Sunday, June 28, 2009
When the vet arrives for his spring visit, I hand him a to-do list. Vaccinate horses. Blood test for my show mare. Float teeth. Check lameness in my old mare. Answer questions about sheep vaccinations and deworming. Vaccinate and deworm llama. Trim llama’s nails. He grimaces when he gets to the bottom of the list. “We’ll sedate him for that,” he says. The vet injects a sedative into Llambert’s hindquarter, and then we sit on a bale of hay, watching and waiting. Llambert’s eyelids get heavy. His head droops. He drops to the ground and lies in the straw. The vet grabs his trimmers, steps into the stall and trims Llambert’s nails. “If you’re planning on shearing him, you might want to do it now,” the vet says.
Saturday, June 27, 2009
When I look at Llambert the Llama, I see sections. I’ve calculated how much hair I can clip with scissors before my hand protests.
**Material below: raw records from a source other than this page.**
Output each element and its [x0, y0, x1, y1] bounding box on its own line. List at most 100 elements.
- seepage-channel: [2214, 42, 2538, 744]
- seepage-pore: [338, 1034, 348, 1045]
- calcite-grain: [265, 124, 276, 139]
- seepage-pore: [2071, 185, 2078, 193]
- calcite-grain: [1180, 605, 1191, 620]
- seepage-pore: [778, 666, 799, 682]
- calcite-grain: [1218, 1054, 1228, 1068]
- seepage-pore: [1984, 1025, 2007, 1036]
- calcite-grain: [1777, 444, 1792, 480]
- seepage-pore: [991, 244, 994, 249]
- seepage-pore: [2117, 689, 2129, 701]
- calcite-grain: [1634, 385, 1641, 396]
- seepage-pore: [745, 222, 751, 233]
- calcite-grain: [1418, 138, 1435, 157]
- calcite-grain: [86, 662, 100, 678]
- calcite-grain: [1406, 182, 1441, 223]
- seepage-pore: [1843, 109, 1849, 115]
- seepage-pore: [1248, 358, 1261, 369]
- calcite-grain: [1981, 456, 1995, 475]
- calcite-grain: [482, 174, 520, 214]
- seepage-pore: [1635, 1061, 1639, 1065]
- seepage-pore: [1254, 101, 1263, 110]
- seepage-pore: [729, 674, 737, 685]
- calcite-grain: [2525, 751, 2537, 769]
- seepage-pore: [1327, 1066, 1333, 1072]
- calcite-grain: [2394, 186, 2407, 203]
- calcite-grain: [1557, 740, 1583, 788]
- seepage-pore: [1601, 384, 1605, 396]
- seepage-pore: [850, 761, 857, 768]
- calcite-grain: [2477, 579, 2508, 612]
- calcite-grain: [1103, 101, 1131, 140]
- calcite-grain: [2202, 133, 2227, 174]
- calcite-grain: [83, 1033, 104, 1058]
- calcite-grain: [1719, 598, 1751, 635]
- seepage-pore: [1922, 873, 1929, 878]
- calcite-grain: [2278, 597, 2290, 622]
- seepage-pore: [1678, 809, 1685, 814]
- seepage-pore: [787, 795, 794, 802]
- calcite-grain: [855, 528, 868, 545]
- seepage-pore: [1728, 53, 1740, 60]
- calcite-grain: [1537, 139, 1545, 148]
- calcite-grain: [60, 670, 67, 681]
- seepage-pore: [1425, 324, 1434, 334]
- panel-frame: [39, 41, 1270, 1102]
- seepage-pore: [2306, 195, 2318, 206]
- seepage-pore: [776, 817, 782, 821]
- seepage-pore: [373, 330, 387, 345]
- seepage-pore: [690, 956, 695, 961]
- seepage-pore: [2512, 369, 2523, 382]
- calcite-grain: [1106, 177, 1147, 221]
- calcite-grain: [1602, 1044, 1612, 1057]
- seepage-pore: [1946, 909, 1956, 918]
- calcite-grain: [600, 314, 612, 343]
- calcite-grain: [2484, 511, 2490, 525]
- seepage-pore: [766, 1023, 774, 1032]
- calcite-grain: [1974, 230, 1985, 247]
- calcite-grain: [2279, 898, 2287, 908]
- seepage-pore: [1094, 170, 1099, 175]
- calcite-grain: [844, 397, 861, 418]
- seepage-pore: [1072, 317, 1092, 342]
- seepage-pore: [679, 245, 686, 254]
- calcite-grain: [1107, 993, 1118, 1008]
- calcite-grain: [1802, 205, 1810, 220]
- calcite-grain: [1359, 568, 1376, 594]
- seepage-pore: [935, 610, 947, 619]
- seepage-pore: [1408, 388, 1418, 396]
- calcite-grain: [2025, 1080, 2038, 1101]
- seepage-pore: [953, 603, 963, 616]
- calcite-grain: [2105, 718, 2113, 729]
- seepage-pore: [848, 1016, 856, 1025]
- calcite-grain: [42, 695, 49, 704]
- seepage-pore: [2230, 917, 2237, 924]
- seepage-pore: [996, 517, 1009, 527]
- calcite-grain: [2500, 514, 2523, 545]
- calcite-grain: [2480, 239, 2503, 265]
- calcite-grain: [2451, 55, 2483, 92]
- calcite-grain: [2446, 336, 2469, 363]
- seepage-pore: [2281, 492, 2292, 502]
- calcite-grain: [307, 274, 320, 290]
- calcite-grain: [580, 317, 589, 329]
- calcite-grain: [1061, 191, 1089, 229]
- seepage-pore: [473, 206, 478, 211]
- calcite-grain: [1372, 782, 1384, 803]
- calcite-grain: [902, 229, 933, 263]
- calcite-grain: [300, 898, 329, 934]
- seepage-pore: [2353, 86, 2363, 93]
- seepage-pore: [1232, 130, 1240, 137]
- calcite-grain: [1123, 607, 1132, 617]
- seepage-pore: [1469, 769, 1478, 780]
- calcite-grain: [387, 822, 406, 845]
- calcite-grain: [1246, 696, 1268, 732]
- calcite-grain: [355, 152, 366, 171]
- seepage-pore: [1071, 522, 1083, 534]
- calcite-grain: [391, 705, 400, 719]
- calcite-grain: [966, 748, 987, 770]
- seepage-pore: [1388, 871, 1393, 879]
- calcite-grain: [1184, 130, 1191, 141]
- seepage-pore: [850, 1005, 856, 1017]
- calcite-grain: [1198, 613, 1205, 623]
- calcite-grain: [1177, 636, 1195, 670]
Night one, I can clip the shoulder. Night two, the other one. Night three, the neck. It will be fall before I’m finished. Surely there has to be a better way. I consult my farm supply catalog. Heavy-duty clippers with 170 watts of power are $359. English-type shears powered by the human hand are $14.95. I order the hand shears and shudder when they arrive. The six-inch blades close when I squeeze the handles and spring open when I release. They make hedge clippers look like children’s safety scissors.
Friday, June 26, 2009
I finished writing my novel and sheared a llama on the same day. The llama shearing seemed the greater accomplishment. Llambert the Llama is not a friendly creature. He resists being caught; he kicks when handled; and he’s the hairiest beast on the farm. Unlike every other creature we own, he does not shed come springtime. The arrival of spring brought the question, how does one shear a llama? Most pros use industrial clippers to remove the pounds of fiber. I, though, didn’t want to invest a few hundred dollars in clippers. Would scissors work? Where would I start? How could I get him to stand still? Did I risk getting spit upon? I spent many evenings in the barn, staring at Llambert, contemplating his future haircut.
Thursday, June 25, 2009
At the butchers, a young man asks if I want to stay while they kill the roosters. I say I have to run errands. I always say that. I can’t imagine sitting in the parking lot, waiting for the birds to be killed, plucked, put on ice. When I return a few hours later, my roosters’ carcasses are on ice. The snow is still falling. Butchering is continuing. I hear the squawk of birds and smell the blood. Will I ever get used to the smell? I feel light-headed. The young man motions that it will be a few minutes. I retreat to the storefront and wait. Inside I hear the sound of a solo flute. Stepping around the corner, I see a woman standing and staring at sheet music lying on the floor. In her hands, she holds a flute. Outside the snow falls. Squawks come from the butchering floor. And she practices “Silent Night.”
Wednesday, June 24, 2009
The throaty song made me reach for the volume button. But the noise wasn’t coming from the car radio. The car’s engine and movement apparently awoke one of the five roosters in the back seat. I stared at his reflection in the rearview mirror. How had my life come to this? It was 7 in the morning on December 21 and I was driving to the butchers in heavy snow. Five Buckeye roosters were stirring in the back seat of my Honda Civic. I didn’t feel like a farmer, but I also didn't feel like the political science major who'd graduated summa cum laude so many years ago.